Эту речь трудно передать своими словами. Я сделаю несколько выписок. Стахович голосовал за амнистию.
Я не могу выписывать речь целиком. Стахович связал амнистию с предложением выразить одновременно надежду, «что с установлением конституционного строя прекратятся политические убийства и другие насильственные действия, которым Дума высказывает самое решительное осуждение, считая их оскорблением нравственного чувства народа и самой идеи народного представительства». Это и было знаменитое в нашей парламентской истории «осуждение террора».

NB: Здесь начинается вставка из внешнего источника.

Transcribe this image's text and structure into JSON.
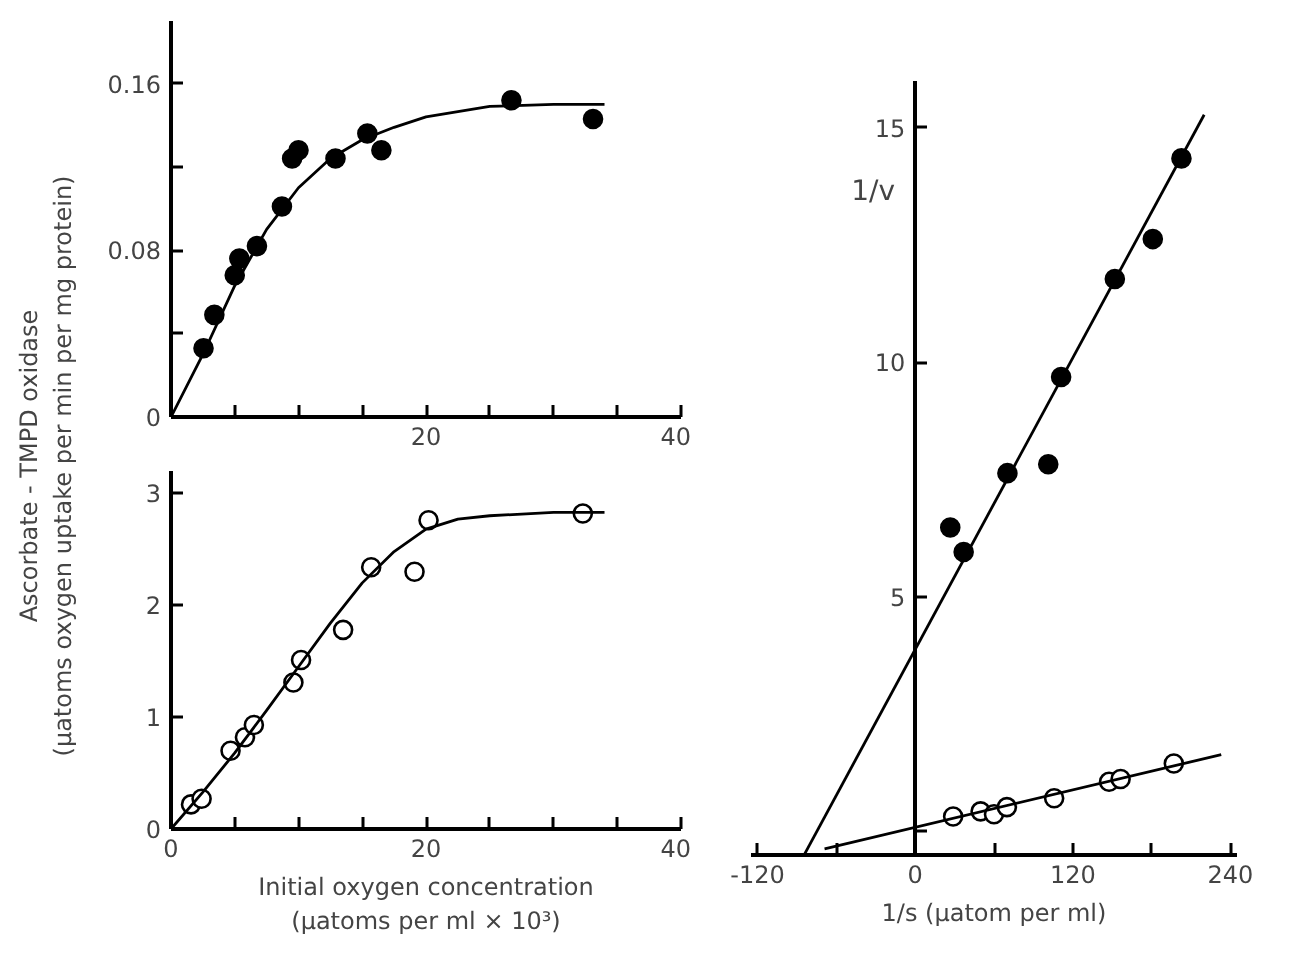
{
  "chart_data": [
    {
      "type": "scatter",
      "ylabel": "Ascorbate - TMPD oxidase\n(µatoms oxygen uptake per min per mg protein)",
      "xlim": [
        0,
        40
      ],
      "ylim": [
        0,
        0.19
      ],
      "xticks": [
        {
          "value": 0,
          "label": null
        },
        {
          "value": 5,
          "label": null
        },
        {
          "value": 10,
          "label": null
        },
        {
          "value": 15,
          "label": null
        },
        20,
        {
          "value": 25,
          "label": null
        },
        {
          "value": 30,
          "label": null
        },
        {
          "value": 35,
          "label": null
        },
        40
      ],
      "yticks": [
        0,
        {
          "value": 0.04,
          "label": null
        },
        0.08,
        {
          "value": 0.12,
          "label": null
        },
        0.16
      ],
      "grid": false,
      "series": [
        {
          "marker": "circle",
          "color": "#000000",
          "x": [
            2.55,
            3.4,
            5.0,
            5.36,
            6.74,
            8.7,
            9.5,
            10.0,
            12.9,
            15.4,
            16.5,
            26.7,
            33.1
          ],
          "values": [
            0.033,
            0.049,
            0.068,
            0.076,
            0.082,
            0.101,
            0.124,
            0.128,
            0.124,
            0.136,
            0.128,
            0.152,
            0.143
          ]
        },
        {
          "type": "line",
          "marker": "none",
          "color": "#000000",
          "x": [
            0,
            2.5,
            5,
            7.5,
            10,
            12.5,
            15,
            17.5,
            20,
            25,
            30,
            34
          ],
          "values": [
            0,
            0.03,
            0.063,
            0.09,
            0.11,
            0.124,
            0.133,
            0.139,
            0.144,
            0.149,
            0.15,
            0.15
          ]
        }
      ]
    },
    {
      "type": "scatter",
      "xlabel": "Initial oxygen concentration\n(µatoms per ml × 10³)",
      "xlim": [
        0,
        40
      ],
      "ylim": [
        0,
        3.2
      ],
      "xticks": [
        0,
        {
          "value": 5,
          "label": null
        },
        {
          "value": 10,
          "label": null
        },
        {
          "value": 15,
          "label": null
        },
        20,
        {
          "value": 25,
          "label": null
        },
        {
          "value": 30,
          "label": null
        },
        {
          "value": 35,
          "label": null
        },
        40
      ],
      "yticks": [
        0,
        1,
        2,
        3
      ],
      "grid": false,
      "series": [
        {
          "marker": "circle_open",
          "color": "#000000",
          "x": [
            1.57,
            2.4,
            4.67,
            5.8,
            6.5,
            9.6,
            10.2,
            13.5,
            15.7,
            19.1,
            20.2,
            32.3
          ],
          "values": [
            0.22,
            0.27,
            0.7,
            0.82,
            0.93,
            1.31,
            1.51,
            1.78,
            2.34,
            2.3,
            2.76,
            2.82
          ]
        },
        {
          "type": "line",
          "marker": "none",
          "color": "#000000",
          "x": [
            0,
            2.5,
            5,
            7.5,
            10,
            12.5,
            15,
            17.5,
            20,
            22.5,
            25,
            30,
            34
          ],
          "values": [
            0,
            0.33,
            0.68,
            1.06,
            1.45,
            1.84,
            2.2,
            2.48,
            2.68,
            2.77,
            2.8,
            2.83,
            2.83
          ]
        }
      ]
    },
    {
      "type": "scatter",
      "xlabel": "1/s (µatom per ml)",
      "ylabel": "1/v",
      "xlim": [
        -125,
        245
      ],
      "ylim": [
        -0.5,
        16
      ],
      "xticks": [
        -120,
        {
          "value": -60,
          "label": null
        },
        0,
        {
          "value": 60,
          "label": null
        },
        120,
        {
          "value": 180,
          "label": null
        },
        240
      ],
      "yticks": [
        {
          "value": 0,
          "label": null
        },
        5,
        10,
        15
      ],
      "grid": false,
      "series": [
        {
          "marker": "circle",
          "color": "#000000",
          "x": [
            26.7,
            36.9,
            70.2,
            101.3,
            111.1,
            152,
            180.9,
            202.7
          ],
          "values": [
            6.48,
            5.96,
            7.64,
            7.83,
            9.69,
            11.78,
            12.63,
            14.35
          ]
        },
        {
          "type": "line",
          "marker": "none",
          "color": "#000000",
          "x": [
            -84,
            220
          ],
          "values": [
            -0.47,
            15.28
          ]
        },
        {
          "marker": "circle_open",
          "color": "#000000",
          "x": [
            28.9,
            49.8,
            60,
            69.8,
            105.8,
            147.6,
            156.4,
            196.9
          ],
          "values": [
            0.32,
            0.43,
            0.37,
            0.52,
            0.71,
            1.06,
            1.12,
            1.45
          ]
        },
        {
          "type": "line",
          "marker": "none",
          "color": "#000000",
          "x": [
            -69,
            233
          ],
          "values": [
            -0.37,
            1.64
          ]
        }
      ]
    }
  ]
}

Оставляю в стороне редакцию предложения, которую можно было исправить; но это была та позиция, на которой не только можно было амнистию защищать, но на которой Государю было бы трудно в ней отказать. В такой постановке она соответствовала бы призыву Государя к обновлению «нравственного облика» русской земли. Заявление Думы было бы само первым шагом на пути этого «обновления». Оно было бы новым, еще никем до тех пор не сказанным словом. Колебания Государя, о которых говорил Стахович, не были только предположением. Он мне рассказывал после, что, когда начался в Думе разговор об амнистии, Государь получал множество телеграмм с протестами и угрозами: «Неужели он допустит амнистию и помилует тех, кто убивал его верных слуг и помощников?» Пусть эти телеграммы фабриковались в «Союзе истинно русских людей». Государь принимал их всерьез. Чтобы, вопреки этим протестам, Государь все-таки пошел на амнистию, нужно было сказать действительно новое слово, открывавшее возможность забвения, нужно было самому подняться над прежнею злобою. Этим словом и могло быть моральное осуждение террора. Но на это Дума не оказалась способна. Она продолжала войну. Как безотрадны были ответы, которые пришлось Стаховичу выслушать. Кадет Ломшаков вышел первый возразить «господину Стаховичу». «Я заявляю, – говорил он, – что вся ответственность за преступления, о которых было здесь сказано, лежит всецело и полностью на правительстве, преступно поправшем права человека и гражданина». Кадет Шраг не допускал осуждения тех, которые «жизнь свою положили за други своя», не желая заметить, что речь шла не о них, что для них Стахович вместе с другими просил об амнистии и прощении, что моральное осуждение относилось только к тем, что стал бы совершать преступления после амнистии и установлении конституционного строя. Но всего грустнее читать речь Родичева. Позиция Стаховича не могла ему быть чужда; он «с увлечением прослушал прекрасные слова депутата Стаховича» и «вполне понял тот душевный порыв, который внушил ему благородные слова любви». Но «с политическим заключением этого душевного порыва» он согласиться не мог. И Родичев, который 29 апреля сам говорил о «любви», об «уничтожении ненависти», призывал к «всепрощению», теперь говорил: «Если бы здесь была кафедра проповедника, если бы это была церковная кафедра, то тогда мог бы и должен бы раздаваться призыв такого рода, но мы – законодатели».